Así de asertivo y decidió se mostraba Tolstói cuando abandonó su hogar y se dirigió, hace un siglo, a un monasterio del Cáucaso sin determinar, tal fue la precipitación con la que salió de su casa, después de la última discusión con Sofia. Llevamos ya cien años sin Tosltói, un siglo sin el escritor más leído que se convirtió en sabio, en santón, en el sumo sacerdote de una nueva religión. La voz del último Tosltói se alzó contra el arte individual, el conde que donó a los campesinos y al pueblo ruso todas sus ricas tierras de la región del Volga. Como Dostoievski, Ibsen o Strindberg, Tolstói supone la voz apabullante de un mensaje moral.
“Esas ideas –escribe a su hija Tania en su última carta– que has asimilado sobre el darwinismo, la evolución y la lucha por la existencia no te explicarán el sentido de tu vida ni te darán una guía para tus actos, y una vida sin una explicación de su significado y su sentido, y sin la guía inalterable que de ella se desprende, es una existencia lamentable”. Para entender la difícil relación con Sofia, resulta imprescindible echar un vistazo, siquiera somero, a Sonata a Kreutzer, escrita a lo largo de 1889 precisamente cuando el autor de Ana Karenina estaba preso de una crisis personal que desembocó en el advenimiento de un hombre nuevo, después de destruir el inicial, el gran escribidor.
Ibsen dejó escrito que “Hacer poesía quiere decir administrarse justicia a uno mismo” y Tolstói pensaba que la poesía restituía la justicia en el mundo. Porque el viejo escritor era un revolucionario, un aristócrata precursor de la comuna, un conde con mucha solera y ganas de reunir a unos cuantos apóstoles, cincuenta años antes del movimiento hippy, que predicaran contra el absolutismo, el Estado, los zares, el servicio militar, la permanencia en la ciudad, las fábricas, la propiedad privada... e incluso las obligaciones familiares.

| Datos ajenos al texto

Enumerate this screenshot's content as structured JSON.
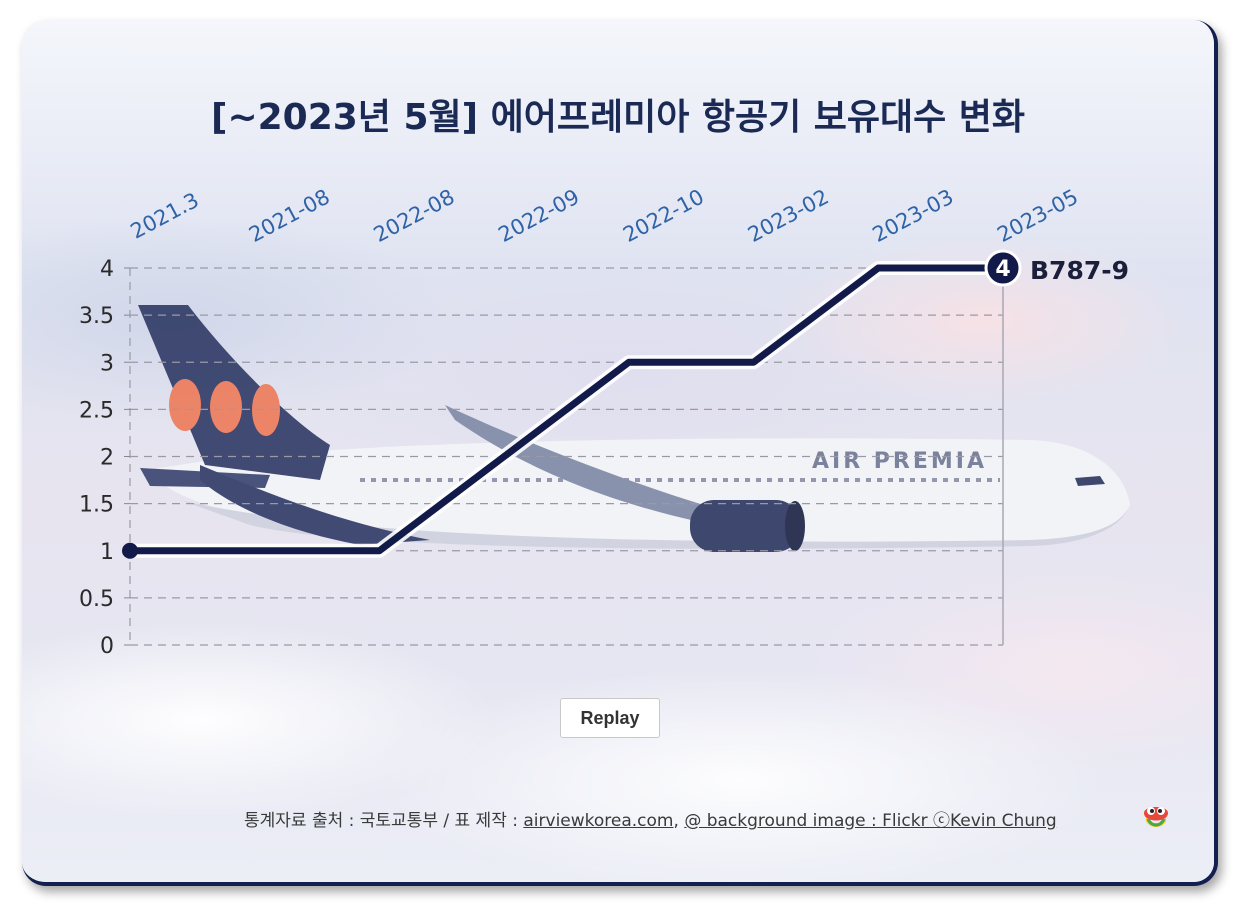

Tolstói: ese gran desconocido, el gran gurú que nos arrebataron en la academia y nos restituyeron sus lecturas: Hadjí Murat –basada en un personaje histórico checheno y donde recoge la vida de los campesinos y justifica su cambio de rumbo arrimando definitivamente su corazón al del mujik ruso–, La muerte de Iván Illich, Resurrección –esa maravillosa novela sobre un príncipe que seduce y abandona a una humilde muchacha que termina ejerciendo la prostitución y, siendo juzgada por un crimen que no ha cometido, ha de ser defendida por el autor inicial de sus desdichas–, etc. Mahatma Gandhi inclinó sus lentes venerables sobre estos libros y en ellos se inspiró en parte para lanzar su mensaje que removió las conciencias del mundo entero. En Tolstói latían Marco Aurelio, Pascal, Rousseau, Schopenhauer, Comte… y una mujer que luchaba contra la voluntad egoísta del mundo que la rodeaba, Ana Karenina. Porque al sabio aristócrata ruso que dio una gran patada en las entrañas del clasismo y de las castas sociales impermeables le dolía en el alma que el hombre civilizado hubiera caído de su base y al levantarse hubiera arrollado todo lo que le rodeaba con violencia, coacción y una organización social construida sobre una alfombra de injusticia. No era el héroe el que le interesaba al Tolstói de Guerra y paz, como a Carlyle, sino la epopeya del hombre anónimo, en una suerte de genuina mixtura entre el cristianismo y el Nirvana hindú: el tolstoianismo, más que una literatura, una forma de vida.
Tostói, el papa de Yasnaya Poliana, murió en la sala de espera en la humilde estación de Astápovo sin haberse reconciliado con su mujer el 20 de noviembre de 1910.